ホームルームの時間。先生から行事の話がされた。

「5月入ったらすぐに体育祭か〜何の競技に出るつもりなの?」

「運動はあまりしたくないからな……どうするか迷ってるけど…借り物競争は出るか。楽そうだし。」

「そっか〜…私はねぇ、リレーと玉入れ。」

「…玉入れも楽そうだな。借り物競争と玉入れにするか。
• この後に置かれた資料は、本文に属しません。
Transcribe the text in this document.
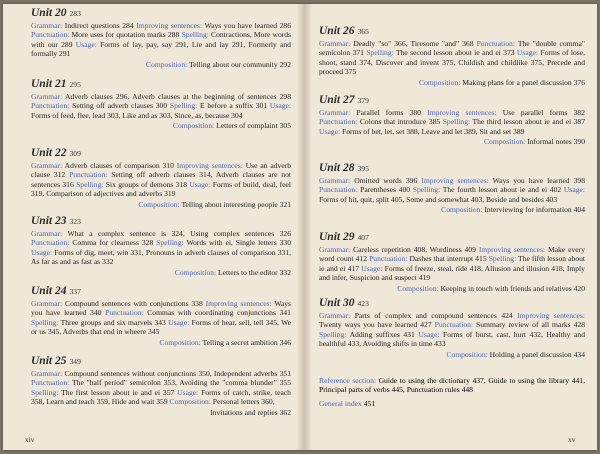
Unit 20 283
Grammar: Indirect questions 284 Improving sentences: Ways you have learned 286 Punctuation: More uses for quotation marks 288 Spelling: Contractions, More words with our 289 Usage: Forms of lay, pay, say 291, Lie and lay 291, Formerly and formally 291
Composition: Telling about our community 292
Unit 21 295
Grammar: Adverb clauses 296, Adverb clauses at the beginning of sentences 298 Punctuation: Setting off adverb clauses 300 Spelling: E before a suffix 301 Usage: Forms of feed, flee, lead 303, Like and as 303, Since, as, because 304
Composition: Letters of complaint 305
Unit 22 309
Grammar: Adverb clauses of comparison 310 Improving sentences: Use an adverb clause 312 Punctuation: Setting off adverb clauses 314, Adverb clauses are not sentences 316 Spelling: Six groups of demons 318 Usage: Forms of build, deal, feel 319, Comparison of adjectives and adverbs 319
Composition: Telling about interesting people 321
Unit 23 323
Grammar: What a complex sentence is 324, Using complex sentences 326 Punctuation: Comma for clearness 328 Spelling: Words with ei, Single letters 330 Usage: Forms of dig, meet, win 331, Pronouns in adverb clauses of comparison 331, As far as and as fast as 332
Composition: Letters to the editor 332
Unit 24 337
Grammar: Compound sentences with conjunctions 338 Improving sentences: Ways you have learned 340 Punctuation: Commas with coordinating conjunctions 341 Spelling: Three groups and six marvels 343 Usage: Forms of hear, sell, tell 345, We or us 345, Adverbs that end in wheere 345
Composition: Telling a secret ambition 346
Unit 25 349
Grammar: Compound sentences without conjunctions 350, Independent adverbs 351 Punctuation: The "half period" semicolon 353, Avoiding the "comma blunder" 355 Spelling: The first lesson about ie and ei 357 Usage: Forms of catch, strike, teach 358, Learn and teach 359, Hide and wait 359 Composition: Personal letters 360,
Invitations and replies 362
Unit 26 365
Grammar: Deadly "so" 366, Tiresome "and" 368 Punctuation: The "double comma" semicolon 371 Spelling: The second lesson about ie and ei 373 Usage: Forms of lose, shoot, stand 374, Discover and invent 375, Childish and childlike 375, Precede and proceed 375
Composition: Making plans for a panel discussion 376
Unit 27 379
Grammar: Parallel forms 380 Improving sentences: Use parallel forms 382 Punctuation: Colons that introduce 385 Spelling: The third lesson about ie and ei 387 Usage: Forms of bet, let, set 388, Leave and let 389, Sit and set 389
Composition: Informal notes 390
Unit 28 395
Grammar: Omitted words 396 Improving sentences: Ways you have learned 398 Punctuation: Parentheses 400 Spelling: The fourth lesson about ie and ei 402 Usage: Forms of hit, quit, split 405, Some and somewhat 403, Beside and besides 403
Composition: Interviewing for information 404
Unit 29 407
Grammar: Careless repetition 408, Wordiness 409 Improving sentences: Make every word count 412 Punctuation: Dashes that interrupt 415 Spelling: The fifth lesson about ie and ei 417 Usage: Forms of freeze, steal, ride 418, Allusion and illusion 418, Imply and infer, Suspicion and suspect 419
Composition: Keeping in touch with friends and relatives 420
Unit 30 423
Grammar: Parts of complex and compound sentences 424 Improving sentences: Twenty ways you have learned 427 Punctuation: Summary review of all marks 428 Spelling: Adding suffixes 431 Usage: Forms of burst, cast, hurt 432, Healthy and healthful 433, Avoiding shifts in time 433
Composition: Holding a panel discussion 434
Reference section: Guide to using the dictionary 437, Guide to using the library 441, Principal parts of verbs 445, Punctuation rules 448
General index 451
xiv	xv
」

「徹底的に運動しない気だね。」

「そりゃあな。」

体育祭、応援くらいはちゃんとするか…

「今日も来るか?」

「…!うん!」


・・・


体育祭。無事に希望していた競技になった。午前に借り物競争やリレーなどの道具を使わない競技。午後からは玉入れや障害物競走などの準備が必要な競技。というようなプログラムになっている。最初は…短距離か。次に借り物競争…早いな…。仕方ない。その後にリレーか。そして――。


集合時間か。

「行っといで〜」

「少しだけ頑張るか。」


よーいどんの合図でスタートした。

「さて…お題はっと………は?」

俺はすぐに照の所に走った。

「照、来てくれ。」

「ん。お題は何だったの?」

「秘密だ。」

「そ。」

2着目でゴール。1着、速すぎだろ。

「お題の確認をします。えっと…大切な人。大丈夫ですね。」

「……大切な…人。」

「1番じゃないけどな。」

「知ってる。頑張ったね。輝。」

「ああ。」



次にリレー…結果は2位だった。照はアンカーでバトンが渡された時は最下位だったが、一気に盛り返した。

「お疲れさん。速かったな。」

「でしょ〜。逃げてたらいつの間にか速くなってたんだよね。」

「逃げてた?」

「……ごめん……忘れて。」

「無理。でも、いつか、話してくれる日を待つよ。」

「うん。ありがと。」


昼食を食べ終え、玉入れを行う。背が高い人は簡単に投げ入れられる。背が低い人の中には、籠にすら届かないという人もいる。つまり、身長が高い人が多いと有利になるということ。俺は、身長はあまり高い方ではないが、投げる力を調節することで籠に玉を入れた。ほとんど外したけど。

結果は2位だった。


俺が出る競技は終わった。後は終わるのを待つだけだ。




「お疲れ〜。」

「無事に運動せずに済んだよ…。」

「…あはは…」

「帰るか。」

「うん。」



こうして。体育祭は幕を下ろした。